42. Kontrol atas Perut 
Sang Buddha bersabda, 'Jangan kehilangan perhatian sewaktu 
pindapatta, milikilah kontrol atas perutmu.' (Dhp. v. 168) Tetapi Beliau 
juga bersabda,' Ada kalanya, Udayi, Aku makan semangkuk penuh atau bahkan 
lebih' (M. ii.7). Ini juga merupakan masalah yang bersisi dua." 

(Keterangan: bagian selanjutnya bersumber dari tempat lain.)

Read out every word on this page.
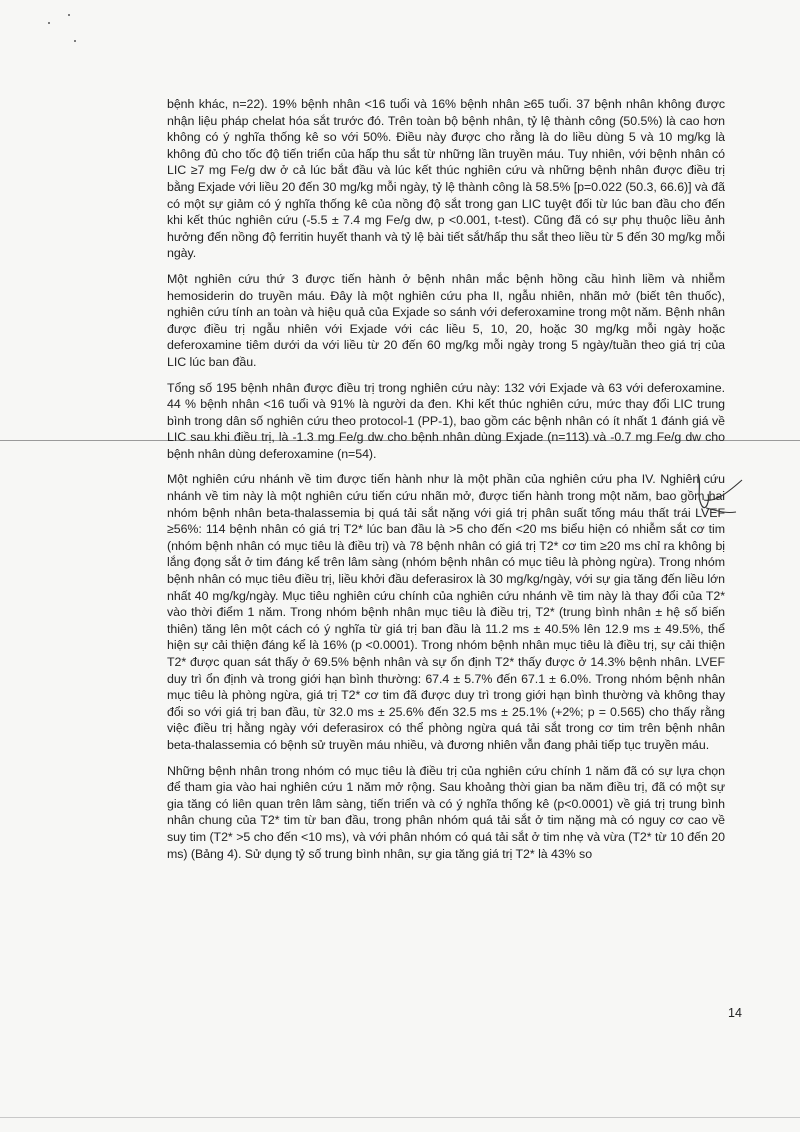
bệnh khác, n=22). 19% bệnh nhân <16 tuổi và 16% bệnh nhân ≥65 tuổi. 37 bệnh nhân không được nhận liệu pháp chelat hóa sắt trước đó. Trên toàn bộ bệnh nhân, tỷ lệ thành công (50.5%) là cao hơn không có ý nghĩa thống kê so với 50%. Điều này được cho rằng là do liều dùng 5 và 10 mg/kg là không đủ cho tốc độ tiến triển của hấp thu sắt từ những lần truyền máu. Tuy nhiên, với bệnh nhân có LIC ≥7 mg Fe/g dw ở cả lúc bắt đầu và lúc kết thúc nghiên cứu và những bệnh nhân được điều trị bằng Exjade với liều 20 đến 30 mg/kg mỗi ngày, tỷ lệ thành công là 58.5% [p=0.022 (50.3, 66.6)] và đã có một sự giảm có ý nghĩa thống kê của nồng độ sắt trong gan LIC tuyệt đối từ lúc ban đầu cho đến khi kết thúc nghiên cứu (-5.5 ± 7.4 mg Fe/g dw, p <0.001, t-test). Cũng đã có sự phụ thuộc liều ảnh hưởng đến nồng độ ferritin huyết thanh và tỷ lệ bài tiết sắt/hấp thu sắt theo liều từ 5 đến 30 mg/kg mỗi ngày.

Một nghiên cứu thứ 3 được tiến hành ở bệnh nhân mắc bệnh hồng cầu hình liềm và nhiễm hemosiderin do truyền máu. Đây là một nghiên cứu pha II, ngẫu nhiên, nhãn mở (biết tên thuốc), nghiên cứu tính an toàn và hiệu quả của Exjade so sánh với deferoxamine trong một năm. Bệnh nhân được điều trị ngẫu nhiên với Exjade với các liều 5, 10, 20, hoặc 30 mg/kg mỗi ngày hoặc deferoxamine tiêm dưới da với liều từ 20 đến 60 mg/kg mỗi ngày trong 5 ngày/tuần theo giá trị của LIC lúc ban đầu.

Tổng số 195 bệnh nhân được điều trị trong nghiên cứu này: 132 với Exjade và 63 với deferoxamine. 44 % bệnh nhân <16 tuổi và 91% là người da đen. Khi kết thúc nghiên cứu, mức thay đổi LIC trung bình trong dân số nghiên cứu theo protocol-1 (PP-1), bao gồm các bệnh nhân có ít nhất 1 đánh giá về LIC sau khi điều trị, là -1.3 mg Fe/g dw cho bệnh nhân dùng Exjade (n=113) và -0.7 mg Fe/g dw cho bệnh nhân dùng deferoxamine (n=54).

Một nghiên cứu nhánh về tim được tiến hành như là một phần của nghiên cứu pha IV. Nghiên cứu nhánh về tim này là một nghiên cứu tiến cứu nhãn mở, được tiến hành trong một năm, bao gồm hai nhóm bệnh nhân beta-thalassemia bị quá tải sắt nặng với giá trị phân suất tống máu thất trái LVEF ≥56%: 114 bệnh nhân có giá trị T2* lúc ban đầu là >5 cho đến <20 ms biểu hiện có nhiễm sắt cơ tim (nhóm bệnh nhân có mục tiêu là điều trị) và 78 bệnh nhân có giá trị T2* cơ tim ≥20 ms chỉ ra không bị lắng đọng sắt ở tim đáng kể trên lâm sàng (nhóm bệnh nhân có mục tiêu là phòng ngừa). Trong nhóm bệnh nhân có mục tiêu điều trị, liều khởi đầu deferasirox là 30 mg/kg/ngày, với sự gia tăng đến liều lớn nhất 40 mg/kg/ngày. Mục tiêu nghiên cứu chính của nghiên cứu nhánh về tim này là thay đổi của T2* vào thời điểm 1 năm. Trong nhóm bệnh nhân mục tiêu là điều trị, T2* (trung bình nhân ± hệ số biến thiên) tăng lên một cách có ý nghĩa từ giá trị ban đầu là 11.2 ms ± 40.5% lên 12.9 ms ± 49.5%, thể hiện sự cải thiện đáng kể là 16% (p <0.0001). Trong nhóm bệnh nhân mục tiêu là điều trị, sự cải thiện T2* được quan sát thấy ở 69.5% bệnh nhân và sự ổn định T2* thấy được ở 14.3% bệnh nhân. LVEF duy trì ổn định và trong giới hạn bình thường: 67.4 ± 5.7% đến 67.1 ± 6.0%. Trong nhóm bệnh nhân mục tiêu là phòng ngừa, giá trị T2* cơ tim đã được duy trì trong giới hạn bình thường và không thay đổi so với giá trị ban đầu, từ 32.0 ms ± 25.6% đến 32.5 ms ± 25.1% (+2%; p = 0.565) cho thấy rằng việc điều trị hằng ngày với deferasirox có thể phòng ngừa quá tải sắt trong cơ tim trên bệnh nhân beta-thalassemia có bệnh sử truyền máu nhiều, và đương nhiên vẫn đang phải tiếp tục truyền máu.

Những bệnh nhân trong nhóm có mục tiêu là điều trị của nghiên cứu chính 1 năm đã có sự lựa chọn để tham gia vào hai nghiên cứu 1 năm mở rộng. Sau khoảng thời gian ba năm điều trị, đã có một sự gia tăng có liên quan trên lâm sàng, tiến triển và có ý nghĩa thống kê (p<0.0001) về giá trị trung bình nhân chung của T2* tim từ ban đầu, trong phân nhóm quá tải sắt ở tim nặng mà có nguy cơ cao về suy tim (T2* >5 cho đến <10 ms), và với phân nhóm có quá tải sắt ở tim nhẹ và vừa (T2* từ 10 đến 20 ms) (Bảng 4). Sử dụng tỷ số trung bình nhân, sự gia tăng giá trị T2* là 43% so

14
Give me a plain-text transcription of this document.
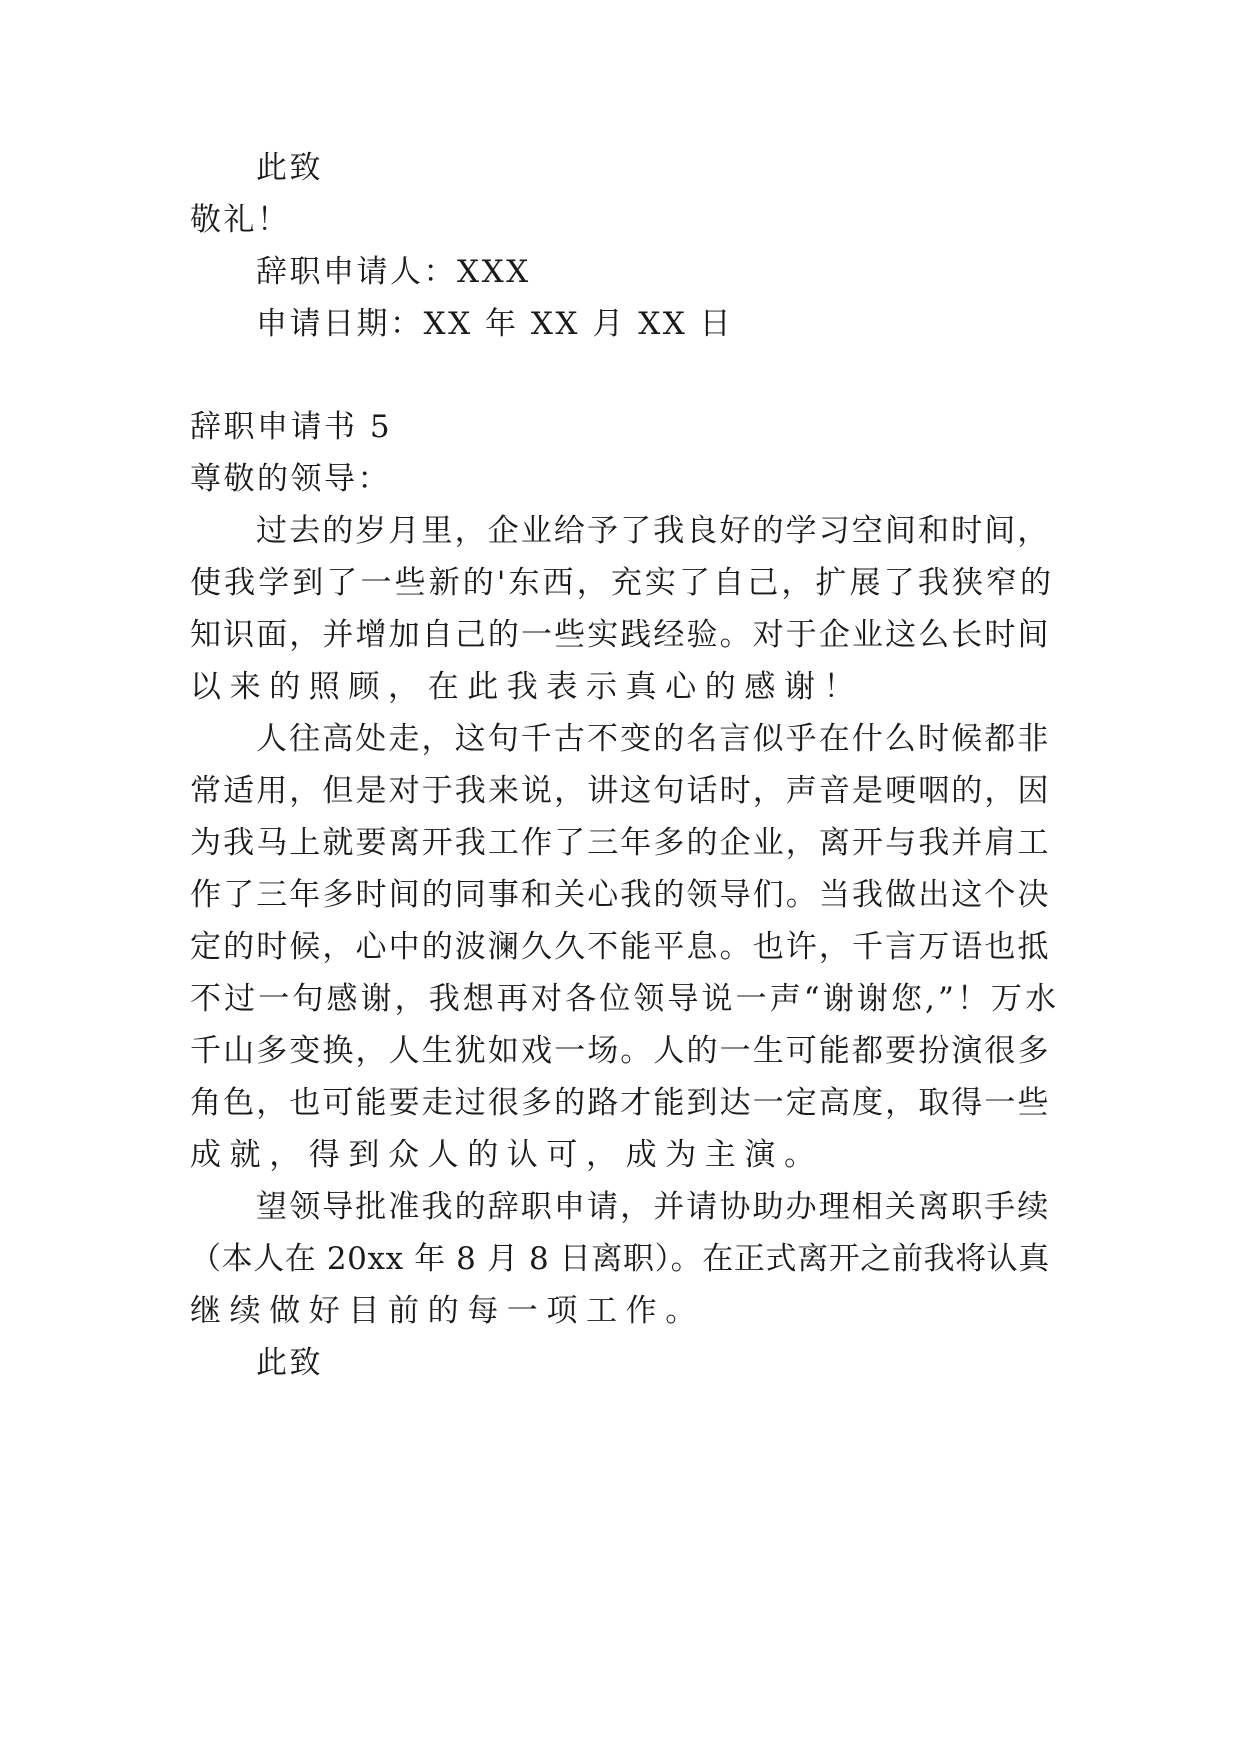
此致
敬礼！
辞职申请人：XXX
申请日期：XX 年 XX 月 XX 日
辞职申请书 5
尊敬的领导：
过去的岁月里，企业给予了我良好的学习空间和时间，
使我学到了一些新的'东西，充实了自己，扩展了我狭窄的
知识面，并增加自己的一些实践经验。对于企业这么长时间
以来的照顾，在此我表示真心的感谢！
人往高处走，这句千古不变的名言似乎在什么时候都非
常适用，但是对于我来说，讲这句话时，声音是哽咽的，因
为我马上就要离开我工作了三年多的企业，离开与我并肩工
作了三年多时间的同事和关心我的领导们。当我做出这个决
定的时候，心中的波澜久久不能平息。也许，千言万语也抵
不过一句感谢，我想再对各位领导说一声“谢谢您,”！万水
千山多变换，人生犹如戏一场。人的一生可能都要扮演很多
角色，也可能要走过很多的路才能到达一定高度，取得一些
成就，得到众人的认可，成为主演。
望领导批准我的辞职申请，并请协助办理相关离职手续
（本人在 20xx 年 8 月 8 日离职）。在正式离开之前我将认真
继续做好目前的每一项工作。
此致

"Kedua pernyataan ini benar, O Raja, tetapi pernyataan yang pertama 
mempunyai pengertian khusus dan tidak akan terbukti salah. Orang yang tidak 
mempunyai kontrol diri atas perutnya akan membunuh makhluk hidup atau 
mencuri demi perutnya. Dengan dasar pemikiran seperti inilah Sang Buddha 
bersabda, 'Jangan kehilangan perhatian sewaktu pindapatta, milikilah kontrol 
atas perutmu.' Sedangkan orang yang mempunyai kontrol 
diri mendapatkan pandangan terang terhadap Empat Kesunyatan Mulia, dan 
memenuhi kehidupan sebagai pertapa. Bukankah seekor beo biasa, O Baginda, 
melalui kontrol atas perutnya mengguncang Surga ke 33 dan membuat Sakka 
turun untuk melayaninya? (Ja. No. 429). Tetapi ketika 'Sang Buddha bersabda, 
'Ada kalanya, Udayi, Aku makan semangkuk penuh atau 
bahkan lebih', hal itu berhubungan dengan diri Beliau sendiri yang telah 
mencapai apa yang harus dicapai dengan kontrol diri. Dan seperti permata 
sempurna yang tidak lagi perlu digosok, Beliau tidak memerlukan latihan 
lagi." 
43. Orang Yang Terbaik 
"Sang Buddha bersabda, 'Aku, 0 para bhikkhu, adalah seorang 
Brahmana, tempat orang meminta tolong, yang selalu siap memberi; tubuh yang 
Kutanggung ini adalah yang terakhir. Aku adalah tabib dan dokter yang agung' 
(Iti. 101). Tetapi pada kesempatan lain Beliau bersabda, 'Di antara muridku, 
Bakkula-lah yang paling baik kesehatannya' (A.i.24). 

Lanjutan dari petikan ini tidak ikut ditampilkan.